At some point, however, something
went wrong. I hasten to add here that it was no fault of the choir – quite the
opposite in fact. There are still times now when I see a choir member on the
street and go to say hello and then feel quite suddenly guilty that I just
simply stopped attending. I put it in my diary to go back, and I really intended
to go back, at some point, but each time I tried, I couldn't. There are just
some things that turn sour and there is nothing you can do about it. It was
like having a long-distance crush for absolutely ages, then finally going on a
date with someone. The first date goes fantastically well, so you go on another
which is wonderful too, but then, just as you hold hands over the post-dessert
brandy, they crack an anti-Semitic joke.
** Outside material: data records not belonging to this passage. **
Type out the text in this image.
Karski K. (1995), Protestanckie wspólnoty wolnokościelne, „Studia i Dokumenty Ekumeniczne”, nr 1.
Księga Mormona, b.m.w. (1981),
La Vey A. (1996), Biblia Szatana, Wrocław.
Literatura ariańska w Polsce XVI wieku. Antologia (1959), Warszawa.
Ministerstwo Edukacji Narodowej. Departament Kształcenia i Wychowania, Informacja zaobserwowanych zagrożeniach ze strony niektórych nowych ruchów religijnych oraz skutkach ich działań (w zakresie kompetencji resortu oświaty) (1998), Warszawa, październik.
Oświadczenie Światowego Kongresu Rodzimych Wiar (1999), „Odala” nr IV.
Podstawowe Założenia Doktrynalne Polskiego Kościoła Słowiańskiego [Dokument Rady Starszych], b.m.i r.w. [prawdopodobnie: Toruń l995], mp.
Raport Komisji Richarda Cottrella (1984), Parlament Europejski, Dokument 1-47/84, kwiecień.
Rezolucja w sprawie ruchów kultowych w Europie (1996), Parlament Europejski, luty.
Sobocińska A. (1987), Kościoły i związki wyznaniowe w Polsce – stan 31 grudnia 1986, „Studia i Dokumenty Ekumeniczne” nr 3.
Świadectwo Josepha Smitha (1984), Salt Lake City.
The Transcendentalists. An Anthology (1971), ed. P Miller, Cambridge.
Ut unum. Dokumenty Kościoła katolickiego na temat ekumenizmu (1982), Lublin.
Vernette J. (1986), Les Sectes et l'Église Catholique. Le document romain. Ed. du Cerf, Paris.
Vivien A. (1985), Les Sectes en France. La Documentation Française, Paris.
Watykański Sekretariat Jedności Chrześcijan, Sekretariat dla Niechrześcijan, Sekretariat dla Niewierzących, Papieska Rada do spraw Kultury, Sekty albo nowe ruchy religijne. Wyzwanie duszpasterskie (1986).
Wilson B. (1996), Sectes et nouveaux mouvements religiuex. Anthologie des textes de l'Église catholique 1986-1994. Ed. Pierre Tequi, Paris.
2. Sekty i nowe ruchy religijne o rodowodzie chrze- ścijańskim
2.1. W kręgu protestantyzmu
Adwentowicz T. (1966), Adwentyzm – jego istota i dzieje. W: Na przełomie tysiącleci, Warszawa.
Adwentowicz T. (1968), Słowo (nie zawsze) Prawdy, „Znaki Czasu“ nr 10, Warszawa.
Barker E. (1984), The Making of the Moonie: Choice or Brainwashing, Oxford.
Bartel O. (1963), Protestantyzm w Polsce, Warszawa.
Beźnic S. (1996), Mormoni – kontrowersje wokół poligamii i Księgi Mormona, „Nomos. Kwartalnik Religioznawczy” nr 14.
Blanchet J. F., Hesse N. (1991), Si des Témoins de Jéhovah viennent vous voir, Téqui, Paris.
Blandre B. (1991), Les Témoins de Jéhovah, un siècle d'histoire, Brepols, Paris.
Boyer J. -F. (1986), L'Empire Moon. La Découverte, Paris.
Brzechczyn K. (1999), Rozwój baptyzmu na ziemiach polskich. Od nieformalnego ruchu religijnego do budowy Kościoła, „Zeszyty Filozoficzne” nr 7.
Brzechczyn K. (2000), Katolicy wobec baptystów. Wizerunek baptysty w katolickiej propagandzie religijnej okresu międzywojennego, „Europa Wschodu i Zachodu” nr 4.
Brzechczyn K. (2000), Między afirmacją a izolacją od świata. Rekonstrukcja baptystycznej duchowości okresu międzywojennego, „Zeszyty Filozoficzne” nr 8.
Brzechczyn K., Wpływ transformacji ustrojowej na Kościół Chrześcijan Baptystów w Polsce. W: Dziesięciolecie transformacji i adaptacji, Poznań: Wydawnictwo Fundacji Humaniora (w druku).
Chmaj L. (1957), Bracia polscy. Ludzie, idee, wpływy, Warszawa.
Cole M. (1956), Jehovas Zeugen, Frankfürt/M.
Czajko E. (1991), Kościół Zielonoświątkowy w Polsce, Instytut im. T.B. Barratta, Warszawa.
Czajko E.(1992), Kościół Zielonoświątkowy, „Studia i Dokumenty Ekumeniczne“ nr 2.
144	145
Or a racist one. Or a homophobic one
or, I don't know, they admit that they think Margaret Thatcher was a great
woman. I came across a couple of fairly toe-curling articles about the
treatment of LGBT people and women in Georgia, quite by accident, and went cold
as I read them. I found a few more and then when I searched for them, it became
a torrent. The more I read about the place, the more it was obvious – despite
the undeniable beauty and fascination of the place, to a large and very real
extent, Georgia is a homophobe and Georgia was a misogynist. I'm not talking
about everyone and I know this will upset some, many even, who might
say, 'why focus on the negative?'. But there is one thing I cannot forget; one
Monday night at choir practise, we sang Shen Xar Venaxi. It's a
beautiful devotional song about the Virgin Mary and the title translates as You
are the Vineyard. It was my favourite. But the words stuck in my throat and
I felt sick. I stopped singing, made my excuses to leave as soon as we finished
and I never went back. The truth of the matter is that for me, as a gay man, as
a leftist, I couldn't raise my voice to Georgia any more. Not until things
changed. By raising awareness of Georgia, by being brave and facing up to the
good things and the bad, perhaps this change can slowly come about.